In current times, the Dakota Access Pipeline represents another affront to Native American sovereignty and further marginalization of Native American peoples in this instance, the Sioux tribe located in Standing Rock, North Dakota. There are two primary issues the Sioux have against the pipeline: The pipeline will contaminate drinking water and damage sacred burial sites. Originally, the pipeline was designed to go through Bismarck, North Dakota but was rejected by the citizens there because they didn’t want to risk contaminating their drinking water. The ensuing Standing Rock protests that took place, after the pipeline was redirected through Sioux land, arguing they deserve the same rights and considerations as the citizens of Bismarck.

Throughout American history, the treatment of indigenous Native Americans has violated numerous articles of the United Nations Universal Declaration of Human Rights. These violations resulted in the loss of numerous Native American homelands, the Cherokee being only one example, and the genocide of numerous other smaller tribes since the beginning of European colonization. This is largely due to Eurocentric ideals, like the natural law of the Puritan worldview, which elevates the status of European peoples over that of indigenous, Native American peoples through a biased worldview. This mindset is so pervasive and powerful that it still prevails today, evidenced by modern films and television that paint Native American tribes as savage, ignorant and of ill intent toward the “white man”, and the policies of the current United States government. These governmental policies have resulted in the alienation and marginalization of Native American peoples throughout American history.

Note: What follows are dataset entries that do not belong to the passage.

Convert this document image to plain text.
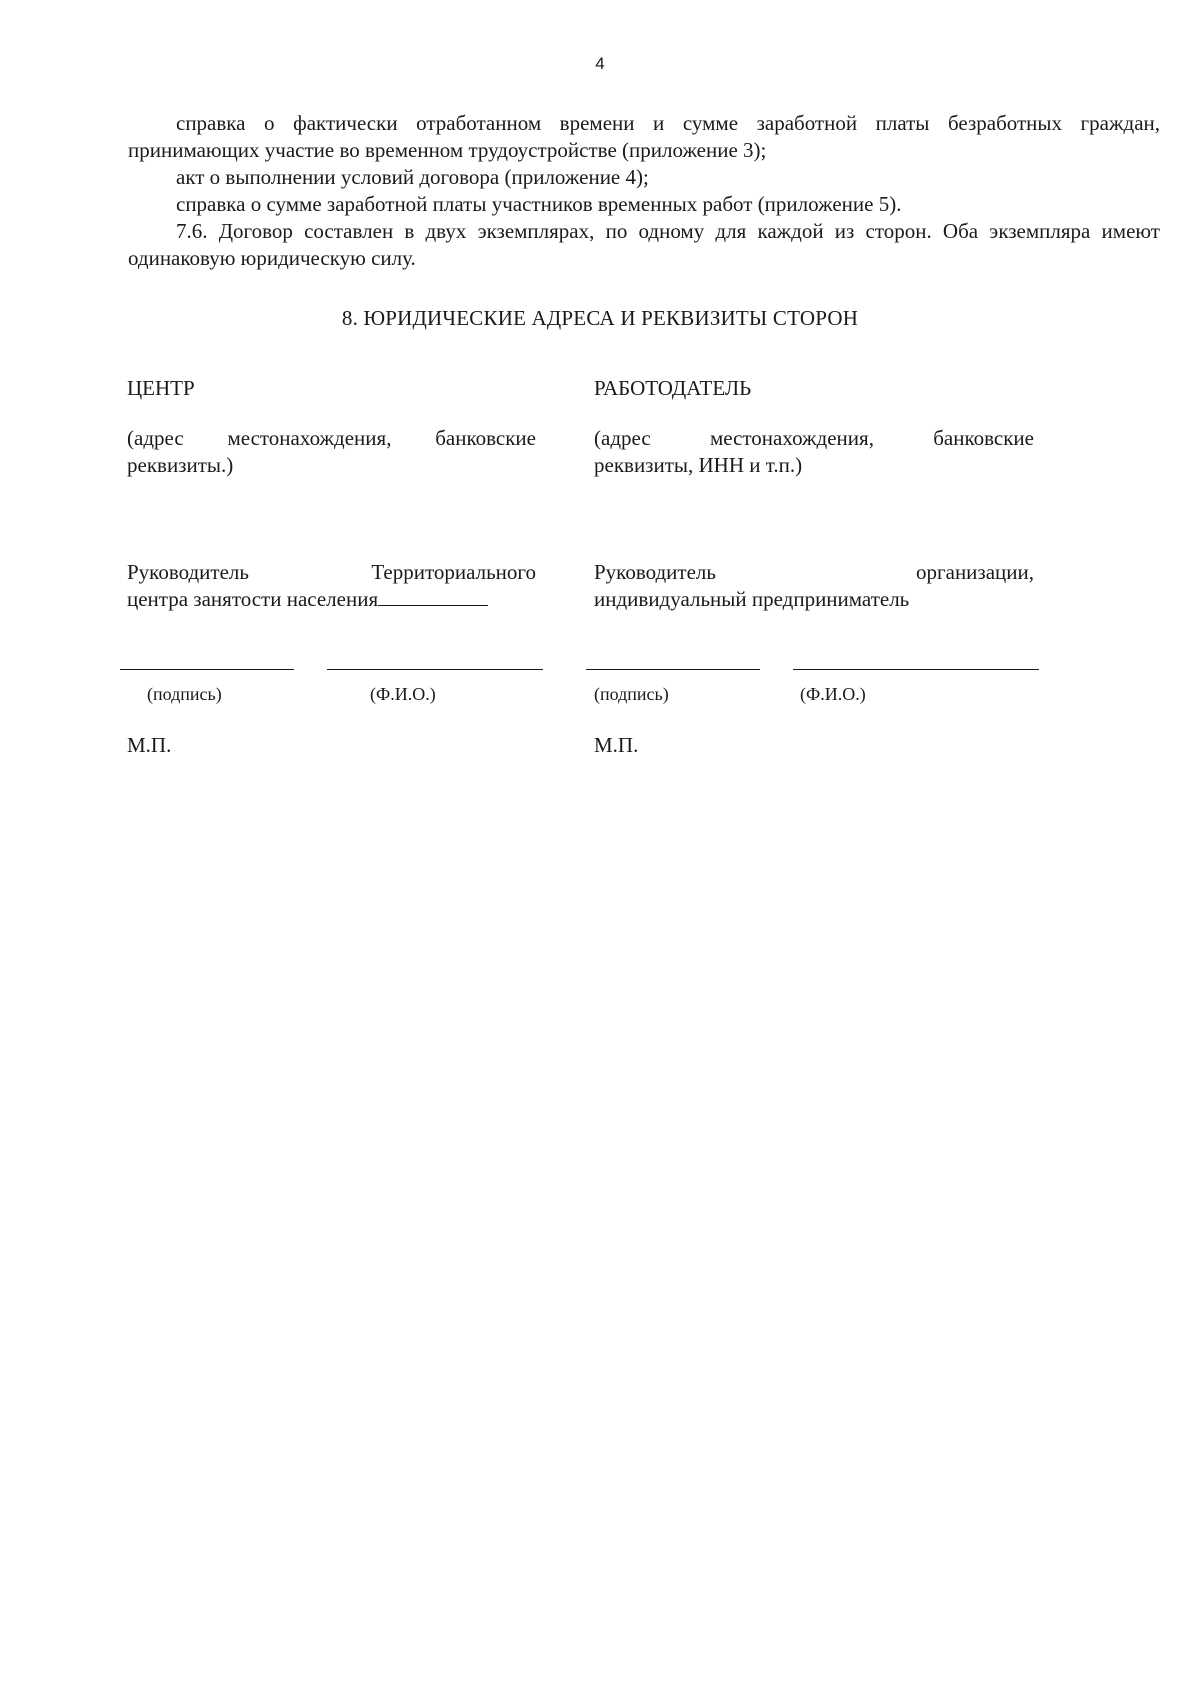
4

справка о фактически отработанном времени и сумме заработной платы безработных граждан, принимающих участие во временном трудоустройстве (приложение 3);

акт о выполнении условий договора (приложение 4);

справка о сумме заработной платы участников временных работ (приложение 5).

7.6. Договор составлен в двух экземплярах, по одному для каждой из сторон. Оба экземпляра имеют одинаковую юридическую силу.

8. ЮРИДИЧЕСКИЕ АДРЕСА И РЕКВИЗИТЫ СТОРОН
ЦЕНТР
(адрес местонахождения, банковские
реквизиты.)
Руководитель Территориального
центра занятости населения
РАБОТОДАТЕЛЬ
(адрес местонахождения, банковские
реквизиты, ИНН и т.п.)
Руководитель организации,
индивидуальный предприниматель
(подпись)	(Ф.И.О.)	(подпись)	(Ф.И.О.)
М.П.	М.П.
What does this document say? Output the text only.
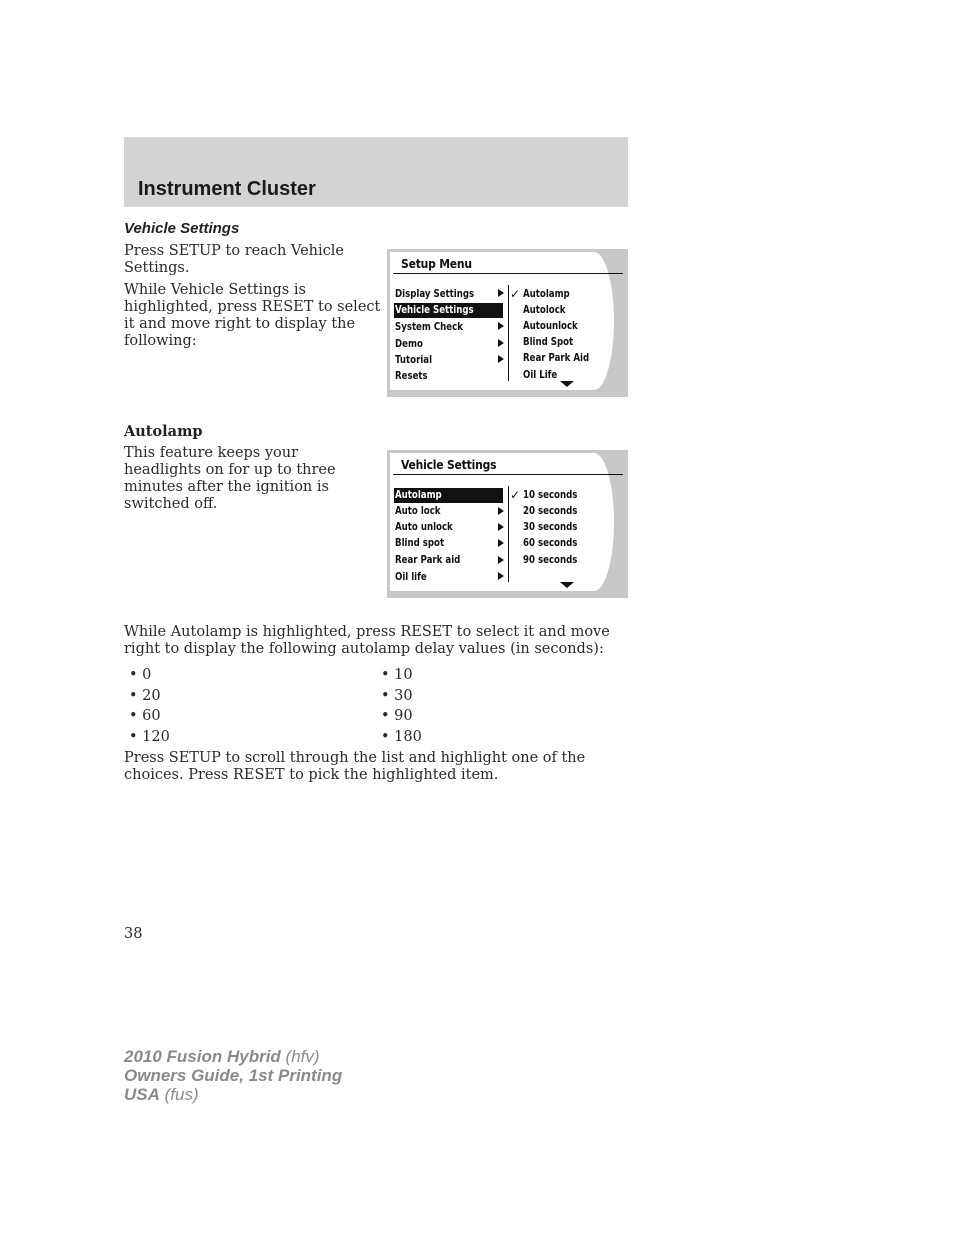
Instrument Cluster
Vehicle Settings
Press SETUP to reach Vehicle Settings.
While Vehicle Settings is highlighted, press RESET to select it and move right to display the following:
Setup Menu
Display Settings
Vehicle Settings
System Check
Demo
Tutorial
Resets
✓ Autolamp
Autolock
Autounlock
Blind Spot
Rear Park Aid
Oil Life
Autolamp
This feature keeps your headlights on for up to three minutes after the ignition is switched off.
Vehicle Settings
Autolamp
Auto lock
Auto unlock
Blind spot
Rear Park aid
Oil life
✓ 10 seconds
20 seconds
30 seconds
60 seconds
90 seconds
While Autolamp is highlighted, press RESET to select it and move right to display the following autolamp delay values (in seconds):
• 0
• 20
• 60
• 120
• 10
• 30
• 90
• 180
Press SETUP to scroll through the list and highlight one of the choices. Press RESET to pick the highlighted item.
38
2010 Fusion Hybrid (hfv)
Owners Guide, 1st Printing
USA (fus)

These violations include the removal of Native Americans from their traditional homeland to reservations, oftentimes very far away from their ancestral lands, and in many cases, the genocide of Native American tribes altogether. The violations were masked in the form of “treaties” between indigenous tribes and the U.S. government, though these treaties were often a choice between the survival of a tribe or their complete and utter destruction. In short, the Native American tribes were never in a position, or held enough power, to ever guarantee a fair deal with the U.S. government in these negotiations. The result of this imbalance of power and lack of respect manifested itself in the form of genocide and the loss of human rights, and their homelands, for many indigenous peoples of North America.

Cave, A. A. (1996). The Pequot War. The University of Massachusetts Press.

Heath, D. B. (1963). A Journal of the Pilgrims at Plymouth. Corinth Books, Inc.

McLoughlin, W. G. (1993). After the Trail of Tears. The University of North Carolina Press.